ヒュドーが知らないのも無理はない。
闇の精霊は光の精霊以上に特別な存在で滅多にお目にかかれない。そして闇の精霊が人間を祝福するというのは、シドリウスにとっても初めての事象だった。
「光が存在するなら、必ず闇も存在する。自然的なことだ。……まさか、アバロンド家はフィーが闇の精霊に祝福されたのを恥じて虐げていたのか?」
自分の考えが思わず口を衝いて出る。
それを聞いたヒュドーは辺りを確認してから声を潜めた。
「先代の手紙と併せてアバロンド家のことでもご報告があります。実は――」
ヒュドーが内容を詳らかに伝えると、シドリウスはたちまち不敵な笑みを浮かべた。
「その報告、随分と待ち侘びたぞ。それが事実なら俺はもう容赦しない。遠慮なくやらせてもらうぞ」
「遅くなり申し訳ありませんでした。どうぞ、存分に暴れ回って……と言いたいところですが、常識の範囲内でお願いしますね」
言い含めてくるヒュドーに対して、シドリウスがアイスブルーの瞳をギラつかせている。
すると突然、第三者の声がした。
「今夜の舞踏会は例年以上に素晴らしい。そうは思いませんかな?」
シドリウスとヒュドーが同時に視線を向けると、下卑た笑みを浮かべたハビエルが立っていた。

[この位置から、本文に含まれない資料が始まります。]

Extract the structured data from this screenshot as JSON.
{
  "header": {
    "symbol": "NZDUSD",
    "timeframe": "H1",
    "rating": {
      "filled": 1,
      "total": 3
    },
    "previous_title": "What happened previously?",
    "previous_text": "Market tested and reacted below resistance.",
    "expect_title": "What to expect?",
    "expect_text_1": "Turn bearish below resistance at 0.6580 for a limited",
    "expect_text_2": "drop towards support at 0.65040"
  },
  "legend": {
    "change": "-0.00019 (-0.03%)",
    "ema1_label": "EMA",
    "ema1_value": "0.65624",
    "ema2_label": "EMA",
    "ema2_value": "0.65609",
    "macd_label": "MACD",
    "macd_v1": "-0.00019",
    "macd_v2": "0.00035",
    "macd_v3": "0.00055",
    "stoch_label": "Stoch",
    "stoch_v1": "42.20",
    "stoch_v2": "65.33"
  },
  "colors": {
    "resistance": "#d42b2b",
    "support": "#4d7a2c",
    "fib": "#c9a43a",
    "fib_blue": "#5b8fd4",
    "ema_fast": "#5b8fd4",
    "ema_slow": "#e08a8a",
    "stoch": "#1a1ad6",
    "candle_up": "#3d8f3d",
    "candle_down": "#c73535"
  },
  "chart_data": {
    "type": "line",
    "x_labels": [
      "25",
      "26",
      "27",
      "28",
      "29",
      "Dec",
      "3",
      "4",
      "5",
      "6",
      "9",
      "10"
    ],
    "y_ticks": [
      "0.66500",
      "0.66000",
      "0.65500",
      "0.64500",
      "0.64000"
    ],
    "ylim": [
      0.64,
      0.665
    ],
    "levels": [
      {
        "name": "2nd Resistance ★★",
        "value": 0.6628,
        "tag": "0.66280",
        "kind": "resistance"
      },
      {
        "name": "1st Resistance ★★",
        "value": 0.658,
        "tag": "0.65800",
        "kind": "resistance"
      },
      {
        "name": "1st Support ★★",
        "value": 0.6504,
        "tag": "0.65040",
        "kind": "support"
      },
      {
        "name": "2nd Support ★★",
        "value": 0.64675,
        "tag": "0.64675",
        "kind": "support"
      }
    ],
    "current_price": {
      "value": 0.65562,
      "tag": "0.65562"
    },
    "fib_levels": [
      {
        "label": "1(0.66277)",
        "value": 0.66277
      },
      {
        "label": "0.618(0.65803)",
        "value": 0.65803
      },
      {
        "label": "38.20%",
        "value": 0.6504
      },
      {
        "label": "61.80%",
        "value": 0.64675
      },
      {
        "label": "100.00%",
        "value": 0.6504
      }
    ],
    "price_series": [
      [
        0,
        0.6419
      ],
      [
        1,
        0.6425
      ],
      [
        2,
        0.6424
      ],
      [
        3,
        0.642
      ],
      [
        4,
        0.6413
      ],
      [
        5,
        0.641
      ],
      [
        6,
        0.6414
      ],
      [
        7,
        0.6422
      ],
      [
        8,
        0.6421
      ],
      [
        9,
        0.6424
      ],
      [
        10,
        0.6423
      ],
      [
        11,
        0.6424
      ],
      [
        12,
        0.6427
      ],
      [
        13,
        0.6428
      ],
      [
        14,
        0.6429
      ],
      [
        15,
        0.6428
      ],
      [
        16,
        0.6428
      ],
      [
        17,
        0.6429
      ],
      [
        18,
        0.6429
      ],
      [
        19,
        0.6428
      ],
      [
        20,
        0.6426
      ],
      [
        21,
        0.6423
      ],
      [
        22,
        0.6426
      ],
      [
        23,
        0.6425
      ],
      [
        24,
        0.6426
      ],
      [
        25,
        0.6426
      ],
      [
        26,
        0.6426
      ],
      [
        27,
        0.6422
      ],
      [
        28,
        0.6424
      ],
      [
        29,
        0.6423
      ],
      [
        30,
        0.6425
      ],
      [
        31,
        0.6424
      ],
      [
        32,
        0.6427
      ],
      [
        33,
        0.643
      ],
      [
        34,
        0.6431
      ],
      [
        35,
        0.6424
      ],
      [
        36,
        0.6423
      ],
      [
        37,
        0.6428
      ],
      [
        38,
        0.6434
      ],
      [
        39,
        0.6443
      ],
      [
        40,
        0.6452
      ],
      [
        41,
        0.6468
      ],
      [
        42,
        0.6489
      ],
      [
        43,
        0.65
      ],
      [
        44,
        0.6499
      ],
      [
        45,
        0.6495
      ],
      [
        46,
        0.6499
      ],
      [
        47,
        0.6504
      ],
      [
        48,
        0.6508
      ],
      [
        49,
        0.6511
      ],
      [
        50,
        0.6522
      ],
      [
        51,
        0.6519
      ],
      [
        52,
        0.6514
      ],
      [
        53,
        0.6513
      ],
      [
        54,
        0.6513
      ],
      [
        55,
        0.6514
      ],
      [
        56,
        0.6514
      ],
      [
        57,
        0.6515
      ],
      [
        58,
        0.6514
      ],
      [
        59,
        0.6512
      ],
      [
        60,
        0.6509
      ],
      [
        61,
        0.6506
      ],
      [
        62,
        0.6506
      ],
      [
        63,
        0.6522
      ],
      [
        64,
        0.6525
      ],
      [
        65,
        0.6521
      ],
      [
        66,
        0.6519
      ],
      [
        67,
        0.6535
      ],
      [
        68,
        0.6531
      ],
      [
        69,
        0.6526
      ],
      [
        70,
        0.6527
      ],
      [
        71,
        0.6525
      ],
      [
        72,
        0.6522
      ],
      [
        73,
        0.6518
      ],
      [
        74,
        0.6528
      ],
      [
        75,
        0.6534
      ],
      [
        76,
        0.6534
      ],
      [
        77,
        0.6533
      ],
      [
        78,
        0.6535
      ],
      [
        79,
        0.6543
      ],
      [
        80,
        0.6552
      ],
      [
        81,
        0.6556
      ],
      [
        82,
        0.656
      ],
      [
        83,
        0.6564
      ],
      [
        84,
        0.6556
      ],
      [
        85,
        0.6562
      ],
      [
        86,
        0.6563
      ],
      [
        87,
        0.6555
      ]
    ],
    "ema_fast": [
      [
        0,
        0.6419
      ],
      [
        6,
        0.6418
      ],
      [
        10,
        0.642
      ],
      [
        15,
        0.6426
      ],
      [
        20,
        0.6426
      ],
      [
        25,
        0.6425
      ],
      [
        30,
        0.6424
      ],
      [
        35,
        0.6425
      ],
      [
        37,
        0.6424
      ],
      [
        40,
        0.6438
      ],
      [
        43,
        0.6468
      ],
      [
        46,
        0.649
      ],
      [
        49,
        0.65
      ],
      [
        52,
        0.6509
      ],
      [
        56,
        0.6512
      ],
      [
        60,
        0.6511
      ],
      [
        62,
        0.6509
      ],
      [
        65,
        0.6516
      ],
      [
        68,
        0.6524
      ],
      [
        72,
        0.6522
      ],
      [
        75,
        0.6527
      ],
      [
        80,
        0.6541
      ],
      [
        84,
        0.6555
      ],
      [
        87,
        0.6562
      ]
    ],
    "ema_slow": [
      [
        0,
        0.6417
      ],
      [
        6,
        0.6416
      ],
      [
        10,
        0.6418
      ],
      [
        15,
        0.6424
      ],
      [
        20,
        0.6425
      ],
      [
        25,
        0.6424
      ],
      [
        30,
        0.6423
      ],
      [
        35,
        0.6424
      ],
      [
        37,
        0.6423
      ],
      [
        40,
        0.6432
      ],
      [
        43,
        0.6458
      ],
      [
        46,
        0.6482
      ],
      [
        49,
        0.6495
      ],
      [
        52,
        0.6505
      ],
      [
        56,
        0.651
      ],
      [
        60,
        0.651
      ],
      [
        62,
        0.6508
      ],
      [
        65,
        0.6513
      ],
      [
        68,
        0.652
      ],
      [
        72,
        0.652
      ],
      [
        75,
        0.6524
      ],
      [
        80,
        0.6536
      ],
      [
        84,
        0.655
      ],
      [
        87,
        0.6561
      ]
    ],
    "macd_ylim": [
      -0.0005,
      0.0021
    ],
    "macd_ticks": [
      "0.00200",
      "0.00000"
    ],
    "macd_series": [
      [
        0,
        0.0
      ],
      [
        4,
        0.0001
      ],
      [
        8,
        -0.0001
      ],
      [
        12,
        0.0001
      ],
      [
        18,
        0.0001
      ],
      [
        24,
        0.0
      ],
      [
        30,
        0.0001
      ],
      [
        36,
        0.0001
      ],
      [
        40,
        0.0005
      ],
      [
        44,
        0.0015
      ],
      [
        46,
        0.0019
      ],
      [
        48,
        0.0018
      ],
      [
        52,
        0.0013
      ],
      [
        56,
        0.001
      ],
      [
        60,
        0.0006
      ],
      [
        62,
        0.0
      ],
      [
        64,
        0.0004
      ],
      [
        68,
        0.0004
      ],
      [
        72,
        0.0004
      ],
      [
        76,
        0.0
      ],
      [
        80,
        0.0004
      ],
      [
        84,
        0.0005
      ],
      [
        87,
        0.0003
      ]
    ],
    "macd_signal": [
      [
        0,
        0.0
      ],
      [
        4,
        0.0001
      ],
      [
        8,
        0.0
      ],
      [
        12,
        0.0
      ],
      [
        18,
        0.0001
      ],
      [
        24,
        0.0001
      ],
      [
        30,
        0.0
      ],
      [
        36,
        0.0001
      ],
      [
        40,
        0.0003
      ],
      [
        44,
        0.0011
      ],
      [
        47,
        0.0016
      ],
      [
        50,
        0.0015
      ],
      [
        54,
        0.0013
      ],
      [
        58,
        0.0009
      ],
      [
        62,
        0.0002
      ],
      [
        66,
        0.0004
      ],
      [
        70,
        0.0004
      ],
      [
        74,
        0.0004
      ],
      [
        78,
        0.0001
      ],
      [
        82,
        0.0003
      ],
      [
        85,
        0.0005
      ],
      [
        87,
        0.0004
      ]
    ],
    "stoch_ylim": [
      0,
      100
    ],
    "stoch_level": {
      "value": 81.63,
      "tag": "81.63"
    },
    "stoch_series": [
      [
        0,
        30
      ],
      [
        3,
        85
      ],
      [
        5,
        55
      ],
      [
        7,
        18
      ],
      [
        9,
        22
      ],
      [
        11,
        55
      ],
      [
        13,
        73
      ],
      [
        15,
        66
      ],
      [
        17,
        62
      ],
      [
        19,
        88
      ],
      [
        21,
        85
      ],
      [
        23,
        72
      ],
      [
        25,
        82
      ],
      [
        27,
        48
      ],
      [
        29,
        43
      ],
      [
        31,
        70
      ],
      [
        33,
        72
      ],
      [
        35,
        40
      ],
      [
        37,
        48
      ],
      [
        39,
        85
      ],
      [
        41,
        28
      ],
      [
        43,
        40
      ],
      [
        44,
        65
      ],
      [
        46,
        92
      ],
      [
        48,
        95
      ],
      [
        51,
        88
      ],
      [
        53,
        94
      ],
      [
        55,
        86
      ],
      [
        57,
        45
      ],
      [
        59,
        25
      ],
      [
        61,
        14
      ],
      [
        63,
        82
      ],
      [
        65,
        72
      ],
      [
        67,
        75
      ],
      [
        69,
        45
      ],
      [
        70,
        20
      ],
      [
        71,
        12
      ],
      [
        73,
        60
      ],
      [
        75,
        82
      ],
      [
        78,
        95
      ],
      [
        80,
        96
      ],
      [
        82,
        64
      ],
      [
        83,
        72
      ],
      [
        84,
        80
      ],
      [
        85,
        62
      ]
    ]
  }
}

(おあつらえ向きなことに、まさか向こうからやって来るなんてな)
ハビエルは何かを企んでいるようで、媚びるように手を揉んでいた。
こんな男がフィリーネを虐げていたと想像しただけで反吐が出る。
「失礼、私はハビエル=アバロンドと申します。先ほどあなた様が踊っていた娘の父親ですよ」
「おまえが父親だということくらい知っている」
ハビエルはシドリウスの横柄な態度に不満を感じたようだ。
一瞬だけ顔を顰めるも、すぐに和やかな笑みを浮かべた。